In 2011, an appeal under the act that bans false advertising was made to the Mumbai High Court. It was dismissed by the court arguing that the act “does not cover astrology and related sciences. Astrology is a trusted science and [has been] practiced for over 4000 years….” (as reported in The Times of India February 3, 2011).

Failed Predictions

To justify calling it a science, astrology must fulfil the basic requirement of a scientific theory–it must make testable and correct predictions. Here the performance of astrology in predicting the results of events has been very poor. The nearest we have are follow-ups to predictions of public events such as elections, where failure is the norm. For example, the elections in 1971 were a showdown between Indira Gandhi and her political opponents. The Astrological Magazine was filled with predictions by amateurs and professionals, most of whom predicted that Gandhi would lose. In fact, she won with an overwhelming majority.

The 1980 elections attracted another frenzy of predictions, most of which saw Gandhi losing. For example B.V. Raman (whom I discussed earlier), in a rare departure from his usual vagueness, predicted that Gandhi’s efforts to regain office “may misfire. Her ability to influence the Government will be disconcertingly limited in effectiveness” and the outcome “may not see a stable Government.” An Indian horary astrologer (one who answers questions) predicted that Gandhi “can never become the Prime Minister.” However, she won with a huge majority, was prime minister, and formed a very stable government.

Also in 1980, at a large international conference organized by the Indian Astrologers Federation, both the president and secretary of the Federation predicted a war with Pakistan in 1982, which India would win, and a world war between 1982 and 1984. All wrong!

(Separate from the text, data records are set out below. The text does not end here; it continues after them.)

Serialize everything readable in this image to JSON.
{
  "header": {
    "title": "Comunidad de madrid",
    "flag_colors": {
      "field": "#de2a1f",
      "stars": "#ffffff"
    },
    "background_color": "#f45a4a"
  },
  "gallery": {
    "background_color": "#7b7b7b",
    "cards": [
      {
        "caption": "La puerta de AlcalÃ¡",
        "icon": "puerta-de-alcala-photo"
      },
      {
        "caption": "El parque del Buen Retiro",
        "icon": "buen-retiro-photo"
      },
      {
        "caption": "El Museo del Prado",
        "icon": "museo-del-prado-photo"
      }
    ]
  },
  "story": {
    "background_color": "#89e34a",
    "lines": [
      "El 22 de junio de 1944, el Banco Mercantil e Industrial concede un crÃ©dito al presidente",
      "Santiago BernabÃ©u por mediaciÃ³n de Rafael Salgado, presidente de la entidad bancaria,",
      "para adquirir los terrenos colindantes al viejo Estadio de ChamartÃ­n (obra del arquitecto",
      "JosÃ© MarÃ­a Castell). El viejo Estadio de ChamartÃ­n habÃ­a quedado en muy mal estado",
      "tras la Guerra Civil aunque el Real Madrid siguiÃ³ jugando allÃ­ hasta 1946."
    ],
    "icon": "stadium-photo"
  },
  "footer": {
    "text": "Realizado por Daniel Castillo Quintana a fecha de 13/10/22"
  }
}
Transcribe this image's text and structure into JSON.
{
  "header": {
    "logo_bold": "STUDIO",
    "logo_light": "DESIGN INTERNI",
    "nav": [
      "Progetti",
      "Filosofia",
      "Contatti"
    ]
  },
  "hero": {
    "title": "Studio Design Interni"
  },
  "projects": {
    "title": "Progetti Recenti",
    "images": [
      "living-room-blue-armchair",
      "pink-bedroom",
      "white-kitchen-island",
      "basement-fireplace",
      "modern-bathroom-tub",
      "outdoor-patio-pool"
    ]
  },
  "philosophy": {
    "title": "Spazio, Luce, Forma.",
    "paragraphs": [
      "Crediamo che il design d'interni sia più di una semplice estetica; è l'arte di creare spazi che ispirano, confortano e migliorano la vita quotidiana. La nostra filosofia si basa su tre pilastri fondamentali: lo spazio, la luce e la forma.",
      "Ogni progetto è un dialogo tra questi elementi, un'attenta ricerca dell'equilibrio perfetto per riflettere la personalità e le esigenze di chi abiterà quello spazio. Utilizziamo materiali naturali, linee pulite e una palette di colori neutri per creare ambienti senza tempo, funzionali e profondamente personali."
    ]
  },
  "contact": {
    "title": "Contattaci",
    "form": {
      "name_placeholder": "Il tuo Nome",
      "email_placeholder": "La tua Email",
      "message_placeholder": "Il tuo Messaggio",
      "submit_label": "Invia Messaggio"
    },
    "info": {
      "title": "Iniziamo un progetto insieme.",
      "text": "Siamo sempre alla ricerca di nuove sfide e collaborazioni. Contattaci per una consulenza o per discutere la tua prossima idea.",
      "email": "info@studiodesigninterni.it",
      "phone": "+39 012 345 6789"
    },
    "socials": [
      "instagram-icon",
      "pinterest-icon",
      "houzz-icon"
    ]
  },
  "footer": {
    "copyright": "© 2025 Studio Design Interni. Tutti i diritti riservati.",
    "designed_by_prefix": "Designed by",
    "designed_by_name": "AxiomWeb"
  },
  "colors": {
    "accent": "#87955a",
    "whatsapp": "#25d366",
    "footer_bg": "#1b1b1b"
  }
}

These examples and many more are given by Rao (2000,113-122), who notes that no astrologer predicted Gandhi’s assassination in 1984, and that the golden rule seems to be “predict only those things which please the listener’s ego.” (5)

Lack of Criticism

In the West, books critical of astrology are not hard to find, but in India the reverse is true. Some excellent books exist, such as Premanand et al. (1993) and Rao (2000), but all are hampered by a lack of Indian tests with which to counter true believers. Even Current Science had to wait until Manoj Komath’s (2009) review, which drew heavily on Western sources such as the critical but user-friendly www.astrologyandscience.com. Unfortunately, given the low level of income and high level of illiteracy of the masses, web sources may not be very effective in general.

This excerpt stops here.